Aliases can also have filters built-in to them, for example only documents that relate to the engineering department.
The indices that make up an aliases:
POST _aliases
{
"actions": [
{
"add": {
"index": "logs-2018-07-05",
"alias": "logs-write"
}
},
{
"remove": {
"index": "logs-2018-07-04",
"alias" : "logs-write"
}
}
]
}
Index Templates
Blueprints for indices when their name matches a pattern. For controlling things like:
- Shard configuration
- Replica configuration
Multiple templates can be applied to an index, depending on the name matching rules that are evaluated. An order
value in the template helps to battle.
Scroll Search
Allows you take a snapshot of results (they result will not be impacted as new document get added/deleted from the index). Can have a maximum of 1000 results.
Cluster Backup
Based on the Snapshot and Restore API. A number of repository destinations are supported, including cloud blobs, a network file system, a URL.

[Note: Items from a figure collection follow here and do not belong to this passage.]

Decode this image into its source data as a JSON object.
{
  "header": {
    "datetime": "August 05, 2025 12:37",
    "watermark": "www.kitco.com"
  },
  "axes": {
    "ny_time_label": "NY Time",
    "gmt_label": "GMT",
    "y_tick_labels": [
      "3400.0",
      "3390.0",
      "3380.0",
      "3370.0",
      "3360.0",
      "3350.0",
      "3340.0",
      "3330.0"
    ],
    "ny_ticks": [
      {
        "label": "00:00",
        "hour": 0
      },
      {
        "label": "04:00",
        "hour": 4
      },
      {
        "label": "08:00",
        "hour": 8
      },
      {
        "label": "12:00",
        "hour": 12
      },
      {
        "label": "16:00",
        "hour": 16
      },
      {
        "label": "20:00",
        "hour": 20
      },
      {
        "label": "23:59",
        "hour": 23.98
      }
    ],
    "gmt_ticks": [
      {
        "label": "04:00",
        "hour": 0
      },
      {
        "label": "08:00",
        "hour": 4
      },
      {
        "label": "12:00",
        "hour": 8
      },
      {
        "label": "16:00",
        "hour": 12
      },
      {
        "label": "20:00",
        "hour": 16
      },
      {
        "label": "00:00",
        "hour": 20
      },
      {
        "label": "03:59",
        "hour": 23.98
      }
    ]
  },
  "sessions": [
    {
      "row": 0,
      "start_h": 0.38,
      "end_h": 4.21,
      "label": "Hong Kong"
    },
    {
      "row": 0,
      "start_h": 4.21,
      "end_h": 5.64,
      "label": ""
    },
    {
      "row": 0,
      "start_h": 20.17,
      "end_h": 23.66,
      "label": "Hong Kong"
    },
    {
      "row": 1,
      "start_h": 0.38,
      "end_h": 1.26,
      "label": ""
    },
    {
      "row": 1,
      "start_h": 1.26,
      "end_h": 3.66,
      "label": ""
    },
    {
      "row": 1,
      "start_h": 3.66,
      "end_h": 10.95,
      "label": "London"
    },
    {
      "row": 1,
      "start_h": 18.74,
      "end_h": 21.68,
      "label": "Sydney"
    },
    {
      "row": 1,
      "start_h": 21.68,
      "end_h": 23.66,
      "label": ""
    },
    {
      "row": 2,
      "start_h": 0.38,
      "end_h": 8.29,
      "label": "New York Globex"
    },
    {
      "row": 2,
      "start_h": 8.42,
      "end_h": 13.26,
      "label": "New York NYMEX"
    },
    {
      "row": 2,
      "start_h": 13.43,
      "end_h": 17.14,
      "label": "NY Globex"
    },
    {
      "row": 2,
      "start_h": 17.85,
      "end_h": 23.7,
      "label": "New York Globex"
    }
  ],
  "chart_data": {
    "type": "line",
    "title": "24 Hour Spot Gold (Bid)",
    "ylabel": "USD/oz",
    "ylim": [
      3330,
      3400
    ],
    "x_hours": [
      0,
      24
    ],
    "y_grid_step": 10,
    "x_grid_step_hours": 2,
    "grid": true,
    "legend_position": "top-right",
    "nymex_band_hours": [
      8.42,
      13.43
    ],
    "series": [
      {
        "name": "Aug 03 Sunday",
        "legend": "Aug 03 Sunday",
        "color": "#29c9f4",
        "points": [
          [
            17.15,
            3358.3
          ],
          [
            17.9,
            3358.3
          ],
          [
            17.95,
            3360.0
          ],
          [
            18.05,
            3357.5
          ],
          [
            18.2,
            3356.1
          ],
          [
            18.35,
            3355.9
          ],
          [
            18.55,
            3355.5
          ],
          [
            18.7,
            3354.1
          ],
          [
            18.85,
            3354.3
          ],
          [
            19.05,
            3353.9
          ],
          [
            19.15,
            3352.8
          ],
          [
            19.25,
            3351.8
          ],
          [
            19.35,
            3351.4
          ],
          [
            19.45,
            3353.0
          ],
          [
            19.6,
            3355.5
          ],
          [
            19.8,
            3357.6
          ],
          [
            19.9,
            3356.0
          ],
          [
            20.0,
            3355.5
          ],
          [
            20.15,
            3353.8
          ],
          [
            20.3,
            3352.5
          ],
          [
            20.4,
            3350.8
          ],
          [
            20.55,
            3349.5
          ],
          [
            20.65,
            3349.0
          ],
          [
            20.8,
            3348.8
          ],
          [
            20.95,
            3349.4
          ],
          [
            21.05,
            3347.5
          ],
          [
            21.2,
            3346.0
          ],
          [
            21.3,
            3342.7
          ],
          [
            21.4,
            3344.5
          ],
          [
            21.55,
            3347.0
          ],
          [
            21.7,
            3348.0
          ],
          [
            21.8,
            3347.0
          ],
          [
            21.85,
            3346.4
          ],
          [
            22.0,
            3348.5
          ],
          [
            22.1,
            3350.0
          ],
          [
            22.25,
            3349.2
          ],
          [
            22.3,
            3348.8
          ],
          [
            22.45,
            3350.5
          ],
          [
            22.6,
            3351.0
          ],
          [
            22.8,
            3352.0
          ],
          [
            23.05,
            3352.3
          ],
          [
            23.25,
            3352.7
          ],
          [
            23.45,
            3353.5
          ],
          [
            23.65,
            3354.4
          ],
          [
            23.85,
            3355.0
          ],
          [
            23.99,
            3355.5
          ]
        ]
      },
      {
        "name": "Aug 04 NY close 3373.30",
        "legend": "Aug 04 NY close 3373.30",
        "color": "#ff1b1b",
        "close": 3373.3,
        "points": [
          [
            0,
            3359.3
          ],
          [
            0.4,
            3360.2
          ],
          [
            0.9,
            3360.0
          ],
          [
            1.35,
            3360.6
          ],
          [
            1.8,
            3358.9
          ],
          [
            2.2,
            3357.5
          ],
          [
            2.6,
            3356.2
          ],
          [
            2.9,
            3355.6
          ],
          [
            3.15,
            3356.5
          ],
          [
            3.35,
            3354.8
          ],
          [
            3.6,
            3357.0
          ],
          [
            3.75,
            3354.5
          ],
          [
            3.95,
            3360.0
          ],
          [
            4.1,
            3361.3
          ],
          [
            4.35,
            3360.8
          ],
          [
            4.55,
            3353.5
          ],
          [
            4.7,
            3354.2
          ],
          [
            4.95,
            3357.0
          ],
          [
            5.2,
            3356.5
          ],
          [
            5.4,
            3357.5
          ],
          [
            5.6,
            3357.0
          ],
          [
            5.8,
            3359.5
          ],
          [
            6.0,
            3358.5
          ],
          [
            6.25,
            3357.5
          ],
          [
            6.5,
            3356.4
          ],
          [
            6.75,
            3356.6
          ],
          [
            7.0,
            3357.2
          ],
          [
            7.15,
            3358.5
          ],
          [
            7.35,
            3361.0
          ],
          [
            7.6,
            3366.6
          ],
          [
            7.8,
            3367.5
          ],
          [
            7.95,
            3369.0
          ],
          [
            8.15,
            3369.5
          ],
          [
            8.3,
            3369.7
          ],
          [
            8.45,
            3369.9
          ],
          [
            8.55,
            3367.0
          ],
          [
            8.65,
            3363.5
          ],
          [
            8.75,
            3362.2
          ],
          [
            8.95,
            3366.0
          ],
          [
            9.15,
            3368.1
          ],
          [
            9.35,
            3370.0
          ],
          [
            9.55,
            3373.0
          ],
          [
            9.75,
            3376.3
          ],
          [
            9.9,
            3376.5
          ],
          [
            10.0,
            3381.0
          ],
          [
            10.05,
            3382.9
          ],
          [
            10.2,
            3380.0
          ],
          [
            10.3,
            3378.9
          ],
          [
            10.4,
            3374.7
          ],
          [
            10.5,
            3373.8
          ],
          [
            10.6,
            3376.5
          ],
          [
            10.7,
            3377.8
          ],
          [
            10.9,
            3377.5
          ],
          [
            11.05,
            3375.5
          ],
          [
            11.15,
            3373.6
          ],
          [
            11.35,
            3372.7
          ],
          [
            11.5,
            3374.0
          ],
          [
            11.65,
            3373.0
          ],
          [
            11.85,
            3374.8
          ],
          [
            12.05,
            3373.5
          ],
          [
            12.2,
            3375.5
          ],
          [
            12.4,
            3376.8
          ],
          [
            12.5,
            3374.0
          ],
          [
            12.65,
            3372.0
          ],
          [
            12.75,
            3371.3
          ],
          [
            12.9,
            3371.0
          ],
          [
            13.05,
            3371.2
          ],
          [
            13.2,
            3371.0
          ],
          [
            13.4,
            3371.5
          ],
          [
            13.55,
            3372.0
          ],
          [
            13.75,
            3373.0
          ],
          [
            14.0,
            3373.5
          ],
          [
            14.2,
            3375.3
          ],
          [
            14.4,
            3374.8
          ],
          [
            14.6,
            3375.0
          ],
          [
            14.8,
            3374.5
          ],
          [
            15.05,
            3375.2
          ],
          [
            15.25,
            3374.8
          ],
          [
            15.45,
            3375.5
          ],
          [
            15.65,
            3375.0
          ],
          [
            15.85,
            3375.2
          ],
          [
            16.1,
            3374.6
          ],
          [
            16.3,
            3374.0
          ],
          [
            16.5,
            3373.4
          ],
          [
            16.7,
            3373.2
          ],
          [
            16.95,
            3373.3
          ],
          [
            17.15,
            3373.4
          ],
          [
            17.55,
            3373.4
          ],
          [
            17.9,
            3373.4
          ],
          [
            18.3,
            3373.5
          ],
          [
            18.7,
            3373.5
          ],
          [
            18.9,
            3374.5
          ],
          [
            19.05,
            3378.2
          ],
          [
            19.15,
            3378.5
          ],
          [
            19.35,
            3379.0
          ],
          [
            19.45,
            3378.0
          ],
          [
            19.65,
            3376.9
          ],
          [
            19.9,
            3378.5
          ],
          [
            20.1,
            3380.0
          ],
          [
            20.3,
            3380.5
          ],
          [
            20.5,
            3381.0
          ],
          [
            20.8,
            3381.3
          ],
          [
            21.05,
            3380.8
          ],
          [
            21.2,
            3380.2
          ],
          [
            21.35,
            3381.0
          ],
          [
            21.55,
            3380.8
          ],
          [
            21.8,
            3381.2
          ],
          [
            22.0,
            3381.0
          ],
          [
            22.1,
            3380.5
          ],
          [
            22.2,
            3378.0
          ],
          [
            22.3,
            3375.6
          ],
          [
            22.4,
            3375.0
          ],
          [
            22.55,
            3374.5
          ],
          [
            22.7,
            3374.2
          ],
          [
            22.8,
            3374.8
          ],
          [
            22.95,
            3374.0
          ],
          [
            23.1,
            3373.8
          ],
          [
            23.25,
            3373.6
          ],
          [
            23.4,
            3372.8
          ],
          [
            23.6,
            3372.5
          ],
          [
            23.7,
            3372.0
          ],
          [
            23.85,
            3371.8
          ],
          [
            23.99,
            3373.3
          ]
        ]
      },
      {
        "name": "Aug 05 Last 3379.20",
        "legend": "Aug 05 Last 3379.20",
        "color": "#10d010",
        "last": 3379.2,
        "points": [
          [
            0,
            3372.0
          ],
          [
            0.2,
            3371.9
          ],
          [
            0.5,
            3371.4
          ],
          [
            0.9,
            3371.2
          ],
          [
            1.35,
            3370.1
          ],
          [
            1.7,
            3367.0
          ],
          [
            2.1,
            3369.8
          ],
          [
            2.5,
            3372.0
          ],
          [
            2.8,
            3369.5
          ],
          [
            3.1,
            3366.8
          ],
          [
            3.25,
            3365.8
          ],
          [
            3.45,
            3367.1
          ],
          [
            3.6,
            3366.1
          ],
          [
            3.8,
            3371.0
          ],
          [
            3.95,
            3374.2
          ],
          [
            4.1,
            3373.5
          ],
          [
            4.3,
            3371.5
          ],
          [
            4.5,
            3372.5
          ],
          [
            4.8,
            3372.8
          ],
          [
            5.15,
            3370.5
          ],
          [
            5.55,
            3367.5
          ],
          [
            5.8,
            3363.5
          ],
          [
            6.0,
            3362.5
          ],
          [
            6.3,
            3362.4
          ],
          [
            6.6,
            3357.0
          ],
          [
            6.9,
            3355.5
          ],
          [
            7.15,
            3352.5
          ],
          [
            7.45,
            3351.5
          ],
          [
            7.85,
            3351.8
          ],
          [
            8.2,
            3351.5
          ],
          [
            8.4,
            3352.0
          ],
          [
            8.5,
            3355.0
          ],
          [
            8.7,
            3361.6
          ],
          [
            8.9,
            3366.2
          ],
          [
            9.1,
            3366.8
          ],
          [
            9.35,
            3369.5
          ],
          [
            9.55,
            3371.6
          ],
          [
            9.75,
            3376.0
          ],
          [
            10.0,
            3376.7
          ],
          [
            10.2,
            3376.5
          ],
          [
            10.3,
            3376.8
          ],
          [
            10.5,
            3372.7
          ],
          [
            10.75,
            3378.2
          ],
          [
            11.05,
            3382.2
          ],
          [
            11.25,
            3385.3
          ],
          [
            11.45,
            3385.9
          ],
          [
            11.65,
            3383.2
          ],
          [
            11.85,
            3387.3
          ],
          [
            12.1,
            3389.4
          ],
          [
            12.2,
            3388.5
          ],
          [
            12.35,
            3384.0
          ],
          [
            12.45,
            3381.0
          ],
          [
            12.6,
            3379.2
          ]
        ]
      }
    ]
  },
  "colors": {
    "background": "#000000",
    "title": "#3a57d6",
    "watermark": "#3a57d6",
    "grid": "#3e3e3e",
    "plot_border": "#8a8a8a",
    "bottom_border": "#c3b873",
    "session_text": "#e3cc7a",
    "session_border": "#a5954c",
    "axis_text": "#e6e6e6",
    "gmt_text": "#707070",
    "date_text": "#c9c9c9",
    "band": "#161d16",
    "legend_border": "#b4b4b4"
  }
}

Defining a backup repository:
PUT _snapshot/my_repo
{
"type": "fs",
"settings": {
"location": "/mnt/my_repo_folder"
}
}
Different providers are provided as Elasticsearch plug-ins:
Backup tips:
- Backups that are sent to the repository are incremental. Deleting.
- Handy for doing Elasticsearch upgrades. You can have a parallel cluster running the latest version, restore the backup to it.
General tips and tricks:
- Copy as curl from Kibana.
- Kibana can format JSON is pretty print (for humans) or single line format for use with the bulk API, with ctrl+i.
- Curator is an Elastic product like
cron
? - Sorting by
_doc
is the fastest possible way to order results (because its the same order within the physical shard).